At most I did not expect more than a line or two from you; and here I have a delightful letter to cherish!
It is good to read your glowing words about my country, and I fully share your feelings. Did not "The Ride" grow out of your Nebraska experience?
Please forgive me if I seem overbold in wishing to reply to some of your implied queries. I do not feel far from anywhere, and "Rome" lacks much that I have here in abundance. I have deliberately chosen to be here, for I have so far been able to control my life. Book reviewing makes my living and keeps me sensitive to the main tendencies of world-thought. A large garden makes a small income sufficient, and I know how to carry the the Greek world into the potato patch with me. Lonesome? All the great ones are here with me. I am Socratically poor, and therefore very rich indeed. Early in life I learned that by going fast one overtakes nothing and that by going far nothing is found; also, that once one has gained the physical necessities, nothing at all is worth a struggle save the things of the spirit. And God knows I'm not a mollycoddle! I have a life philosophy & live it. There is at least one reasonably happy man in the world.
You say that some day you may find my books and read them. Let me send you two of them now. If you ever read "The Quest" (my collected lyrics), please read the prefatory note before you begin on the rest. You will not begin to find the present me until somewhere in the middle of the volume.
But the other book really represents my life purpose as I see it now. I am writing the epic cycle of our own Northwest, and "Hugh Glass" is the second in a series of five poems. The first, entitled "The Song of Three Friends", is nearly completed & will appear next Spring. The other three are carefully planned & are to be called "The Song of Jed Smith", "The Song of the Last Rendezvous", and "The Song of the Sioux Wars".
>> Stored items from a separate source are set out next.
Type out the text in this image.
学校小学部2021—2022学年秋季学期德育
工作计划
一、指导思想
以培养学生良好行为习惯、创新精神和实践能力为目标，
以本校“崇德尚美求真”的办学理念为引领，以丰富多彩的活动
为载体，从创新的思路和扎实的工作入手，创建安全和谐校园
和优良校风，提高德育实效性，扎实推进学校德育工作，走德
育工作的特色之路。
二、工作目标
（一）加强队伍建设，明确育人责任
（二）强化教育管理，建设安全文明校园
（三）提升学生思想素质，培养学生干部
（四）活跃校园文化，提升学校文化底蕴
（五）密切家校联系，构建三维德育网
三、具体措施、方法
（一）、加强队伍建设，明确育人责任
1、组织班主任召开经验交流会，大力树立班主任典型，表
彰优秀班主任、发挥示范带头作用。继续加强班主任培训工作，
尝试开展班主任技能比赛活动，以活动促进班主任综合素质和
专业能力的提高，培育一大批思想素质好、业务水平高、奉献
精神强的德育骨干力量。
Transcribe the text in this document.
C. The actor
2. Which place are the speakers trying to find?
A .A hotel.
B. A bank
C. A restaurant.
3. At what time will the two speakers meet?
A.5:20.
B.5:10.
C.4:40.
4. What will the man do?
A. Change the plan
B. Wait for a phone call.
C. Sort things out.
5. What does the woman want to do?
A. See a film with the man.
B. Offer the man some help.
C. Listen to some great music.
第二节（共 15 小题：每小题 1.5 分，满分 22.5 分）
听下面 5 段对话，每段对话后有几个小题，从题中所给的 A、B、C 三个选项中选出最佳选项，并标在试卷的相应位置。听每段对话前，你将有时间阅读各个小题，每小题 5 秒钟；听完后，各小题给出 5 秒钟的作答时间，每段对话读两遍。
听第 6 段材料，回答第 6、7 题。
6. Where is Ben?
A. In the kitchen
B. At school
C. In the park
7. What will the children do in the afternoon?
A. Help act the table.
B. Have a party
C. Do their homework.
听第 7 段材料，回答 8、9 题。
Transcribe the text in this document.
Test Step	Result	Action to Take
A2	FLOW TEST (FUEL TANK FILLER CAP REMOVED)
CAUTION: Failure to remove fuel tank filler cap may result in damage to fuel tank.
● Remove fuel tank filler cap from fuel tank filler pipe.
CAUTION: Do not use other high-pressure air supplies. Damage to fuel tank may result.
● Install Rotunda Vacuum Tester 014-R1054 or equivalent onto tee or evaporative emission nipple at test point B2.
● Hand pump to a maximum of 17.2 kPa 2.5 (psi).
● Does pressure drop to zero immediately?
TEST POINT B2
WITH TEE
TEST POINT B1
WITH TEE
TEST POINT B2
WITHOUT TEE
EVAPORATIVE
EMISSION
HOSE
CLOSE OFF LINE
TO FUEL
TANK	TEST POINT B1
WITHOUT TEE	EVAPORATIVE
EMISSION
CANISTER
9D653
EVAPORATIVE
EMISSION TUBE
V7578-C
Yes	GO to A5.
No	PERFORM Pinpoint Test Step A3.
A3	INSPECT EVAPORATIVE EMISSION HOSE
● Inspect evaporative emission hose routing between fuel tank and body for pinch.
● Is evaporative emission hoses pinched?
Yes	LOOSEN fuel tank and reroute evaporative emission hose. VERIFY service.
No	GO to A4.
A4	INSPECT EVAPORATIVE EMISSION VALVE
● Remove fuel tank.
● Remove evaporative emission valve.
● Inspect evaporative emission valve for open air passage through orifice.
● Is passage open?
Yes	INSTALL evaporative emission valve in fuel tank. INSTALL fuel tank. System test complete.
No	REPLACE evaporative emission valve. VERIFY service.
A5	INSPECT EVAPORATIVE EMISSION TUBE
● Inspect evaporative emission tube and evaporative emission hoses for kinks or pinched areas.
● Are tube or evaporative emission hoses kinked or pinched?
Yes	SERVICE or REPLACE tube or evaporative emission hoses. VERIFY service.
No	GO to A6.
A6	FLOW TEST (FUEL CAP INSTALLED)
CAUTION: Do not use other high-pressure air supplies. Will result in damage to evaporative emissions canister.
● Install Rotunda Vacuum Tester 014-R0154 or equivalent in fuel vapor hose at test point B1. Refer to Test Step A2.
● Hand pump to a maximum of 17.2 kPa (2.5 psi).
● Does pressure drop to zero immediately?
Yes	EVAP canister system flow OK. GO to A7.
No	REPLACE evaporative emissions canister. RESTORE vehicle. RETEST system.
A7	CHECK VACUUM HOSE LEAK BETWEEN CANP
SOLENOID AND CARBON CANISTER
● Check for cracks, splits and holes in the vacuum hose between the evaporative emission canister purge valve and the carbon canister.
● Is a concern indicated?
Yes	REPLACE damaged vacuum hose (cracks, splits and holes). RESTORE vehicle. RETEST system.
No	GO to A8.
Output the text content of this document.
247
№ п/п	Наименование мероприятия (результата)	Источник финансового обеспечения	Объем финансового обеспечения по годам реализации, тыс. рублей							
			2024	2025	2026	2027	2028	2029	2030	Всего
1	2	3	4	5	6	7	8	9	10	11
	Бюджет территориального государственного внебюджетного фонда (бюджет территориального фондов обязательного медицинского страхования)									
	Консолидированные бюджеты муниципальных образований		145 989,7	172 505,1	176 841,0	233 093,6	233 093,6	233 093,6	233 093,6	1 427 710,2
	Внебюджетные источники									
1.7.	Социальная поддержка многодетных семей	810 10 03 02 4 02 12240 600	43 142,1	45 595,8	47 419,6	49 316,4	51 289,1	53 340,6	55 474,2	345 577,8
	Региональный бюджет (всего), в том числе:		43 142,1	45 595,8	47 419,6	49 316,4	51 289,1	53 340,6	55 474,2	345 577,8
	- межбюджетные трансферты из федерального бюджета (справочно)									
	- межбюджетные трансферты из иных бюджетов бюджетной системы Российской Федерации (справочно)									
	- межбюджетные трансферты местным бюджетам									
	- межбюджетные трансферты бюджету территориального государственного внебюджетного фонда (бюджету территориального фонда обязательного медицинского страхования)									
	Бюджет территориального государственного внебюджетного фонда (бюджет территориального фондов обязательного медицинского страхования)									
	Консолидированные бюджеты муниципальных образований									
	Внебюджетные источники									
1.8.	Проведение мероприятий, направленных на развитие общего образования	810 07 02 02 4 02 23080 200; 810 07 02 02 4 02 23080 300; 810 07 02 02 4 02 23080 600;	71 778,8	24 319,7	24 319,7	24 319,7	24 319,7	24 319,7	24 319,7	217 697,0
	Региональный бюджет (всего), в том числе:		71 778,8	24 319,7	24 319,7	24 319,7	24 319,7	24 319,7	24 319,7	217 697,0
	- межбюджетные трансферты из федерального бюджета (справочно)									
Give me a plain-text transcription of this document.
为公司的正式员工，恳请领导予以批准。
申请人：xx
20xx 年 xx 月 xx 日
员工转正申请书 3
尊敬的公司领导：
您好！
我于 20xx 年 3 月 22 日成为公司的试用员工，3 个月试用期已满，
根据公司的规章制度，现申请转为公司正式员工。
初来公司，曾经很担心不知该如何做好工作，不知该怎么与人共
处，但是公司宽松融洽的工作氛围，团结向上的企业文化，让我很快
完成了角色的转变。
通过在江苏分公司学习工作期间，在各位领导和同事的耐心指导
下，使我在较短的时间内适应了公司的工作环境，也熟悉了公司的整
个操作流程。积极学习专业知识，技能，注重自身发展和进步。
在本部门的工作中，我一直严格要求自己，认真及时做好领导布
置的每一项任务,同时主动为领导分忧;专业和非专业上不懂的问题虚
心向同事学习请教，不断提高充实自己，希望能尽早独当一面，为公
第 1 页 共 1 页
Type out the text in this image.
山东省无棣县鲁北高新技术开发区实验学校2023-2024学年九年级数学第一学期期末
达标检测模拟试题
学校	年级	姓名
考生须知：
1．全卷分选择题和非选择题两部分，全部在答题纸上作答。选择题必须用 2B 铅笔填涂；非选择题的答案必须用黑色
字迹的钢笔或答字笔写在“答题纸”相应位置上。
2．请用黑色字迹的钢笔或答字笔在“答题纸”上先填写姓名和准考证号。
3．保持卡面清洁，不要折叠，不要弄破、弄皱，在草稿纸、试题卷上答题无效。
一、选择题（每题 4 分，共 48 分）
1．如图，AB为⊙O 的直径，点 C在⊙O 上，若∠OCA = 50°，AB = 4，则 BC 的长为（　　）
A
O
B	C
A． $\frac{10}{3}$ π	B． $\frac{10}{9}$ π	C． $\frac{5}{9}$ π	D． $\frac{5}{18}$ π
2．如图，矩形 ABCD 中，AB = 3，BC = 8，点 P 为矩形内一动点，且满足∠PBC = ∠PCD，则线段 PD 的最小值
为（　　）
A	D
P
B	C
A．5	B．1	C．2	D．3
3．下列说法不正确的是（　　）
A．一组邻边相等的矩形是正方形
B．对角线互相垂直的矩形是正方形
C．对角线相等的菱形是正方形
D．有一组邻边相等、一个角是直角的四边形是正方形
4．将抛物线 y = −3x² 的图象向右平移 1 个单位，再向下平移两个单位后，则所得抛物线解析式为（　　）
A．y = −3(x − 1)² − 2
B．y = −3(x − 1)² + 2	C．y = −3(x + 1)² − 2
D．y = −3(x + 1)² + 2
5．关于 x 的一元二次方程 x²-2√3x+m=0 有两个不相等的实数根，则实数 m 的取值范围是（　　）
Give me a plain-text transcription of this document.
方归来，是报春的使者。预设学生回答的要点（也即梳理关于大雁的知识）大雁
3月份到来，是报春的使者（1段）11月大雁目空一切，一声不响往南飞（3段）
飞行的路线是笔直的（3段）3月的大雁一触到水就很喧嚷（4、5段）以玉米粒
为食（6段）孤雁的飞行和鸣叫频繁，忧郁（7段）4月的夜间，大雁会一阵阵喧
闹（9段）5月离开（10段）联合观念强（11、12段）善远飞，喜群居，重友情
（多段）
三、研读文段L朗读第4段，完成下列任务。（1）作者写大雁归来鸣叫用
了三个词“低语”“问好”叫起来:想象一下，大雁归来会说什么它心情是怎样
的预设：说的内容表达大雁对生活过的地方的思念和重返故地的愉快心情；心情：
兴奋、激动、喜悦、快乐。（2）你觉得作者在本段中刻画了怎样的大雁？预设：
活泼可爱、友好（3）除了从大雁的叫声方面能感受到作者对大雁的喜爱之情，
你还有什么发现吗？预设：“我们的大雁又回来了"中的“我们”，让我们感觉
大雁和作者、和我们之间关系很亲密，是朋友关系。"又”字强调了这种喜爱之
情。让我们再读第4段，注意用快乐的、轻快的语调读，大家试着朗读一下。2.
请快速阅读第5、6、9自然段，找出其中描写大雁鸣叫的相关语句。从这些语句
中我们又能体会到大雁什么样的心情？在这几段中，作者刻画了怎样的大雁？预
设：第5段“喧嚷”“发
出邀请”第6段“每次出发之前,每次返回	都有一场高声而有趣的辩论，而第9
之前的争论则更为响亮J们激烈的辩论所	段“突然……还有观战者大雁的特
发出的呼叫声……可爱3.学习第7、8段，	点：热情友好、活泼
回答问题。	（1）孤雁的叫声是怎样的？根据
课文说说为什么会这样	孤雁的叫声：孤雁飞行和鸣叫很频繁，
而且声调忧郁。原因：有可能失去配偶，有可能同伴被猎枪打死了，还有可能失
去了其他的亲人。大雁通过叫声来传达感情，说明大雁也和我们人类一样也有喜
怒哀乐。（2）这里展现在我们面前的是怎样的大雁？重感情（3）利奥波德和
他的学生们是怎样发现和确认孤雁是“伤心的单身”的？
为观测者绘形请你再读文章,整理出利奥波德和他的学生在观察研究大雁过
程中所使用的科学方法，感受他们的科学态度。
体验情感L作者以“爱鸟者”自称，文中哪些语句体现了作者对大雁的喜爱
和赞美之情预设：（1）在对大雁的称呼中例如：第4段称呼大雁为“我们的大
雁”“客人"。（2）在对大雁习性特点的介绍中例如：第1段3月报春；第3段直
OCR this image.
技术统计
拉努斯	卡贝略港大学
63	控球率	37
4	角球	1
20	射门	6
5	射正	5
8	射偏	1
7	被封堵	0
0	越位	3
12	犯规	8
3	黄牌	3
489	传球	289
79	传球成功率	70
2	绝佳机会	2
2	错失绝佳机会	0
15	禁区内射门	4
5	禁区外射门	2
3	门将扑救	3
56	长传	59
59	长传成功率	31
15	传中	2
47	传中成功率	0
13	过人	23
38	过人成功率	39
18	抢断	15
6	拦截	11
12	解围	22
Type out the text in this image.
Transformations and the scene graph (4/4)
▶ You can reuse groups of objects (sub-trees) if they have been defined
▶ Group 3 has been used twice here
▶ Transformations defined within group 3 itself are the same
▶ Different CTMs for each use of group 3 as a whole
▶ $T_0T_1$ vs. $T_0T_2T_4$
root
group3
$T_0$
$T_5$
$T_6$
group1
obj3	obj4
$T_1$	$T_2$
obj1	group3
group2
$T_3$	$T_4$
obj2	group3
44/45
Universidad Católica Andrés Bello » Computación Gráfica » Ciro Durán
The period dealt with in this cycle is our great epic period at its height, and the Fur Traders' conquest of our West was the last episode of the Aryan invasion of the world. So, at least, it seems to me.
I had worked steadily at verse for twenty years before I considered my self ready for the task, which was begun three years ago. Seven more years of work are ahead of me.
This is a young man's letter to a Master. My loquacity will be forgiven.